Part of the driving force behind SECURE seems to be to force heirs to spend down the inheritance in something like 10 years so that’s when the government will pick the apple from your heirs but it won’t matter to you or your spouse since you both will be dead.
There is a rule of thumb that says the portfolio risk (SD) should equal the amount of money you can afford to loose in income any given year. If you’re pulling 100K and you are risked at 15% SD you need to be comfortable at 85K. 15% is an all stock AA . 10% SD means you have to be comfortable living on 90K in the bad times. If you own an efficient frontier portfolio you can simply pull the SD off the frontier line and get the AA associated with that risk.

Here is a 63/37 portfolio with roughly 10% SD, so to be comfortable to the 90% income level this is a measure of my risk tolerance. It ties risk tolerance to reality and not just some testosterone driven number plucked from air.
In my scheme 40% of my income comes from SS. My next asset is the 500K TIRA which provides a steady income of 17% for a total of 57%. I want that 17% to be as reliable as SS. The most reliable AA in terms of efficiency is the tangent portfolio. By definition it provides the most return at the least risk.
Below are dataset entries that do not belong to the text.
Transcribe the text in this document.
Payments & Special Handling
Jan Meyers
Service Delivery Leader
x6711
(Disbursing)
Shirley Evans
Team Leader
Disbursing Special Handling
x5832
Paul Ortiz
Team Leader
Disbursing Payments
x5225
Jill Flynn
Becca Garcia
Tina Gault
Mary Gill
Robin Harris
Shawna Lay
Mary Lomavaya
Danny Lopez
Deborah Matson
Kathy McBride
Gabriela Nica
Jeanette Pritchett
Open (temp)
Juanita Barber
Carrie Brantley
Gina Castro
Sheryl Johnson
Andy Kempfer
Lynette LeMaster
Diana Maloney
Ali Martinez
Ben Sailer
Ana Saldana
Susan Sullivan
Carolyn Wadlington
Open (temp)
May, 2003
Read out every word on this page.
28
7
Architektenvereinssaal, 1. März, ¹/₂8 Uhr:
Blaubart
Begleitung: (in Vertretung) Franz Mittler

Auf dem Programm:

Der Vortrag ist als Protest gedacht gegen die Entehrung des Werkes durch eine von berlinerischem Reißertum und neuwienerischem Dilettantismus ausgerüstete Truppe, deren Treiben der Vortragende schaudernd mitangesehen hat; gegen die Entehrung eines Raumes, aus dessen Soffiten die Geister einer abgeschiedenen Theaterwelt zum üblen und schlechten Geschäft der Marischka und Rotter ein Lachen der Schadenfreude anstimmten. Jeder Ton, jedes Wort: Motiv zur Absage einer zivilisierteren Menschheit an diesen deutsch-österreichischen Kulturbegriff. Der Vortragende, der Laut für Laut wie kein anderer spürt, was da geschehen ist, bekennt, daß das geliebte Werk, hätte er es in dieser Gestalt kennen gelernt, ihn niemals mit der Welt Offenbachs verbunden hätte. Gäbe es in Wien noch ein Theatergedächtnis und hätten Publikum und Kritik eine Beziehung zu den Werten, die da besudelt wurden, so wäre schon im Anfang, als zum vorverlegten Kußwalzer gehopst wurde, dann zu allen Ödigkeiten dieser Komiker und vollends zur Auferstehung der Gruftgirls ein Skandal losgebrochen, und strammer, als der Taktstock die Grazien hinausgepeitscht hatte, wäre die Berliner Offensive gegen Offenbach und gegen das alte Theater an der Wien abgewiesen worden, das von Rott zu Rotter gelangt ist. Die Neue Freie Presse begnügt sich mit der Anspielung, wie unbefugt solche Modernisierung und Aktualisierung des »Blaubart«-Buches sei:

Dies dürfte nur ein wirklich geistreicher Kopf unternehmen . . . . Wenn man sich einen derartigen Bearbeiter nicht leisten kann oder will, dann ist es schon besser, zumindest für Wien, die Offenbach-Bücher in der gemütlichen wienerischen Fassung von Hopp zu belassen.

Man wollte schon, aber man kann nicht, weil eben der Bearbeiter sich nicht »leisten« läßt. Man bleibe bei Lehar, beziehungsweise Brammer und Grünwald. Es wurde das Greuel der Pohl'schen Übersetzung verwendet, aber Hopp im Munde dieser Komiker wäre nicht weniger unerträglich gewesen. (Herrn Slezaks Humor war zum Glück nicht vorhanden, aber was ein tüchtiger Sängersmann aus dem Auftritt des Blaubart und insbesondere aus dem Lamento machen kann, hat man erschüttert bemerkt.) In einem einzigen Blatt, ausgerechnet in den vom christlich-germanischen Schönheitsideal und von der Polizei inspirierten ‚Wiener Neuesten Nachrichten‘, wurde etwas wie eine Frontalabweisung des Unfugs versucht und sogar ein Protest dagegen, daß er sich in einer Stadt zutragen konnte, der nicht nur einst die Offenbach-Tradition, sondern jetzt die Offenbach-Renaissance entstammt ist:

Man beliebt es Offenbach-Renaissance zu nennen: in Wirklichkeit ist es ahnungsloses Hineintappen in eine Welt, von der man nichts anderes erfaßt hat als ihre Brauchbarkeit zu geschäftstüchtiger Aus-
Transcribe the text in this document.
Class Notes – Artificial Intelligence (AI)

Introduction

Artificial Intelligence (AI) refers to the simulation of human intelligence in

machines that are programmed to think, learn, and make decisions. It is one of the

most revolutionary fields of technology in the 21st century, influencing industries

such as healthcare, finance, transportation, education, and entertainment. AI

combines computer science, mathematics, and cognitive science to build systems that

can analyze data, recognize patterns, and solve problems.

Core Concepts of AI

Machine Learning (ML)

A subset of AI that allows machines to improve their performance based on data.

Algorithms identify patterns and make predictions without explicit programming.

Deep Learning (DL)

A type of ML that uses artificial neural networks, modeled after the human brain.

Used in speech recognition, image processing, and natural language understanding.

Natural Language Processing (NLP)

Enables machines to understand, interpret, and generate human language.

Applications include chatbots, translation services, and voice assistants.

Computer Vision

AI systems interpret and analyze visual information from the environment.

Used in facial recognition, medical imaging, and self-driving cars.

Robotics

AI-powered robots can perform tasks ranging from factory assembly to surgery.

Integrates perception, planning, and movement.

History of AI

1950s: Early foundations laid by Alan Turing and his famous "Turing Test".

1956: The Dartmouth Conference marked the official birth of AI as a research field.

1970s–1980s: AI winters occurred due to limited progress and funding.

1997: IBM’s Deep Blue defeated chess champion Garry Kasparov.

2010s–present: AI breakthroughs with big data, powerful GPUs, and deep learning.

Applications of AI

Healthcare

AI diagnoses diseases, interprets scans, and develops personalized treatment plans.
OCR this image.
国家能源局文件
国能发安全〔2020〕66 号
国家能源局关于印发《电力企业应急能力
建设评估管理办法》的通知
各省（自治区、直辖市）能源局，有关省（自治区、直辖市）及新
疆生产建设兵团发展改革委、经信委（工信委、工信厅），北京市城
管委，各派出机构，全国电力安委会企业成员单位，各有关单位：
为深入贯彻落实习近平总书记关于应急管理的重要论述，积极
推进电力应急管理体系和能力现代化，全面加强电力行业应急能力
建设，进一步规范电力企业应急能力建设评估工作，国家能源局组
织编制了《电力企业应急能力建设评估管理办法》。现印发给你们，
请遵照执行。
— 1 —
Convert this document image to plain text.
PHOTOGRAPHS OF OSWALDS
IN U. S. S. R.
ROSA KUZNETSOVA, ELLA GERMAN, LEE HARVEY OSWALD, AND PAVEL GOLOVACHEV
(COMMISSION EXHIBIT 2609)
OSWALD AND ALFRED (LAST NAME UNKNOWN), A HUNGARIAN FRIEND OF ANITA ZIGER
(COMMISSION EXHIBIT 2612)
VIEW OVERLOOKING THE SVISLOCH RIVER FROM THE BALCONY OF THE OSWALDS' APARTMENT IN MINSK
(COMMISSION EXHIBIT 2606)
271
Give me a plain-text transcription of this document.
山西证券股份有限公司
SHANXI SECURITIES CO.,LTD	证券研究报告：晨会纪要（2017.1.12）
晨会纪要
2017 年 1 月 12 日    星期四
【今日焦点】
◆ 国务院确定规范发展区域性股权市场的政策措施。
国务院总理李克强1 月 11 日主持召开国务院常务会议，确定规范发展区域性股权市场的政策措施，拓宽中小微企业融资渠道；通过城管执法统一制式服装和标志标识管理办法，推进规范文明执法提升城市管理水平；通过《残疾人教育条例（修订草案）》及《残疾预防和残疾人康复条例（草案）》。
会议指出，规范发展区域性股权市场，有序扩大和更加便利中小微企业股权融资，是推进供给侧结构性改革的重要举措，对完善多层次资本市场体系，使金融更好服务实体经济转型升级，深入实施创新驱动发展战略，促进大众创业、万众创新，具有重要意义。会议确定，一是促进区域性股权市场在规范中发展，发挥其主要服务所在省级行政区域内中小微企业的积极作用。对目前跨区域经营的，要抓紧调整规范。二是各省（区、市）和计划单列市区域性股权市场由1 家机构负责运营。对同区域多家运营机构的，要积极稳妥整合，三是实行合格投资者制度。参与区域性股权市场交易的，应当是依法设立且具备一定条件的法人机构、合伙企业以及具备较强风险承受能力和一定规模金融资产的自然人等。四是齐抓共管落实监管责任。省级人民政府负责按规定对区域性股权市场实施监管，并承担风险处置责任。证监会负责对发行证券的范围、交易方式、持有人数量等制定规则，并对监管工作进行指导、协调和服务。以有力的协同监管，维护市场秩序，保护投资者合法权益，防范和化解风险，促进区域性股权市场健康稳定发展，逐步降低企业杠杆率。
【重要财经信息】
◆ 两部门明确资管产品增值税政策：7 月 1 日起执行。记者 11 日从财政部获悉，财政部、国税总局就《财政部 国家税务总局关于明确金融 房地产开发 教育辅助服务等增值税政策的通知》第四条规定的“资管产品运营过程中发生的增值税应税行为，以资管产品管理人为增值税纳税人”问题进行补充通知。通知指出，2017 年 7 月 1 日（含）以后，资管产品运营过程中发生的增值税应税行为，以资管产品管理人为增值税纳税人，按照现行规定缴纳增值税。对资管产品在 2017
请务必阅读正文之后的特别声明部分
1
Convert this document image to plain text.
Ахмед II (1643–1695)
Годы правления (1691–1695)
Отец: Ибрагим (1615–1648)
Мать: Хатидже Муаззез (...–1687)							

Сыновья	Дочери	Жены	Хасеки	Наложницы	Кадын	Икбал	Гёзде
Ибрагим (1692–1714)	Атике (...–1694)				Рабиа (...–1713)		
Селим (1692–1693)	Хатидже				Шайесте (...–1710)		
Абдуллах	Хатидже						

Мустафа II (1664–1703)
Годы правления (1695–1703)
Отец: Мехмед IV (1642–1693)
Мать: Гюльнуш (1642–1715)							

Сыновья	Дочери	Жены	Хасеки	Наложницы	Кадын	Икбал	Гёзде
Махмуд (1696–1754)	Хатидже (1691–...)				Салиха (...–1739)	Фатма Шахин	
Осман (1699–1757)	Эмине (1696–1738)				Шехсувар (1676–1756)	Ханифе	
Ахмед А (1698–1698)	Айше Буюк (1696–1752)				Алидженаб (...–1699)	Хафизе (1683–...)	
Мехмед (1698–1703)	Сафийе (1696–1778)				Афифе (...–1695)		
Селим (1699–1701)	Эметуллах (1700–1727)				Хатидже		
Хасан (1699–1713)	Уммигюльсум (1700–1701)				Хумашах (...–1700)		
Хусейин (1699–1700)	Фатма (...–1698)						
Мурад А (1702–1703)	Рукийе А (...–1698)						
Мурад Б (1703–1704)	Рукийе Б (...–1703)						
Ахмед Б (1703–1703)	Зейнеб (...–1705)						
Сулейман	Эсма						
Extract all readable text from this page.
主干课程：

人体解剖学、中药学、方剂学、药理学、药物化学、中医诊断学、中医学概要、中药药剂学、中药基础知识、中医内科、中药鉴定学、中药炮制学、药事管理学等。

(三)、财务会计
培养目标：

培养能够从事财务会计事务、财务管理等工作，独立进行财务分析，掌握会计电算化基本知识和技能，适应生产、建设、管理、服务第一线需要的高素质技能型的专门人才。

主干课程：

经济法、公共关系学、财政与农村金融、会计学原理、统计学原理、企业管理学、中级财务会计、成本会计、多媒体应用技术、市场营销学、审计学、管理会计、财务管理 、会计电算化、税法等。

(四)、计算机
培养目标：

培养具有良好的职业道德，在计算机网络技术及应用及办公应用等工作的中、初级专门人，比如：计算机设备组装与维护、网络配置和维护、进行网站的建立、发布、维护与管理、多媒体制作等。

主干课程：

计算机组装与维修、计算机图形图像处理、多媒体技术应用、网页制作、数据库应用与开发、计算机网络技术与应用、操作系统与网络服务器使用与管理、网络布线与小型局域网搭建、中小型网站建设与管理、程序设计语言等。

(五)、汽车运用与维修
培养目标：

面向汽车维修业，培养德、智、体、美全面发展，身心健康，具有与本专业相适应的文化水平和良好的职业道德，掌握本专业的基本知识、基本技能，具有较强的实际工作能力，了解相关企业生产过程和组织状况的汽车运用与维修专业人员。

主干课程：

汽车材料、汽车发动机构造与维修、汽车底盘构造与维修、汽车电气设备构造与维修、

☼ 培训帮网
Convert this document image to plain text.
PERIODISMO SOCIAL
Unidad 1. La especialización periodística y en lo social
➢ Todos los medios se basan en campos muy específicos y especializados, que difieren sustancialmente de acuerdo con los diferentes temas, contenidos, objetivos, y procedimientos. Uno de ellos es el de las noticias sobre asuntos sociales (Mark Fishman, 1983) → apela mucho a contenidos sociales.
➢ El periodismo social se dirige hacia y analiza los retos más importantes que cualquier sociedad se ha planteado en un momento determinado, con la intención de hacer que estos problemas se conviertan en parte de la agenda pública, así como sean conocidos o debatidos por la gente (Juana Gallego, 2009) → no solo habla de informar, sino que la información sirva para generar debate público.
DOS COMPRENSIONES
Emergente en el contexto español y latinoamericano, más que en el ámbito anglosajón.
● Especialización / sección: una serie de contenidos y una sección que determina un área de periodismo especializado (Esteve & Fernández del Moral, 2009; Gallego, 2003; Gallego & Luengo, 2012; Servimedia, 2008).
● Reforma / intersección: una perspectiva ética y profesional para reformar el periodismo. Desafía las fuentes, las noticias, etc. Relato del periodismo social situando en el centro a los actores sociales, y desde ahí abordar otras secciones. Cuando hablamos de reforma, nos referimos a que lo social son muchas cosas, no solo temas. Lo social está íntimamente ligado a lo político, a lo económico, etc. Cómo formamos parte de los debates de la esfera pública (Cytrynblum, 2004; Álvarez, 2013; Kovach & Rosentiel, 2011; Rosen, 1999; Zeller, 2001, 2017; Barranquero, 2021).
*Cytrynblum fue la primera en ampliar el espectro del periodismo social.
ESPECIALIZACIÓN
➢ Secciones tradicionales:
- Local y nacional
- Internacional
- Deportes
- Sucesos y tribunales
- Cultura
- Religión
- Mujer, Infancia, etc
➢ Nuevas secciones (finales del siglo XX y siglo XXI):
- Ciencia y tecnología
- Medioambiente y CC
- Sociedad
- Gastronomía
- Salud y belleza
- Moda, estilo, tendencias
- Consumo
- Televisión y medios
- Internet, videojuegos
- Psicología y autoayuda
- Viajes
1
So I want my TIRA in the tangent portfolio.

Being in the tangent means I can stand 4% variation in income and it’s as good as you can do. This means my 2 assets provide 57% income at very small and in fact optimized risk and low taxes. It means I have to come up with 43% of my income from another source, in my case my Brokerage account. In my case first year that would amount 47,000 which can come out at 0% cap gains tax because of the tax structure I manufactured. Each succeeding year I have to extract a little more to cover inflation and keep my income constant, but I have a long period essentially 2 decades to take brokerage money out tax free. If you had a 2M Brokerage to start 47K would be a 2.35% WR. If my AA is 50/50 my inflation adjusted withdrawal Monte Carlo’s to this

9999/10000 success and small SORR.
If I gin up 3 years of bad SOR first my predicted survival

9995/10000 success with a 50/50 AA and bad SOR.
In addition If I put a 1M Roth in 50/50 AA, and take out an additional/optional 25K/yr that Monte Carlo’s to

That multiplies my starting income from 110K/yr to 135K/yr with no tax consequence at only a 50/50 AA in a standard format 2 fund portfolio and plenty of leeway for years of self protection/expansion without upsetting the tax structure. It’s a very different approach to the usual bogglehead fare of 80/20AA max out your pretax. The government is ready for you to fill their coffers with your success.
The above plan allows me to live a pretty tax free self sustaining life. My real tax load comes from SS and my TIRA. I’m at about a 50/50 overall asset level which means the SD on the portfolio is 7.6%. I can pull out brokerage money tax free for a long time and I have a Roth to supplement my yearly income tax free. My overall WR is about 2.5% relieving a good deal of SOR stress.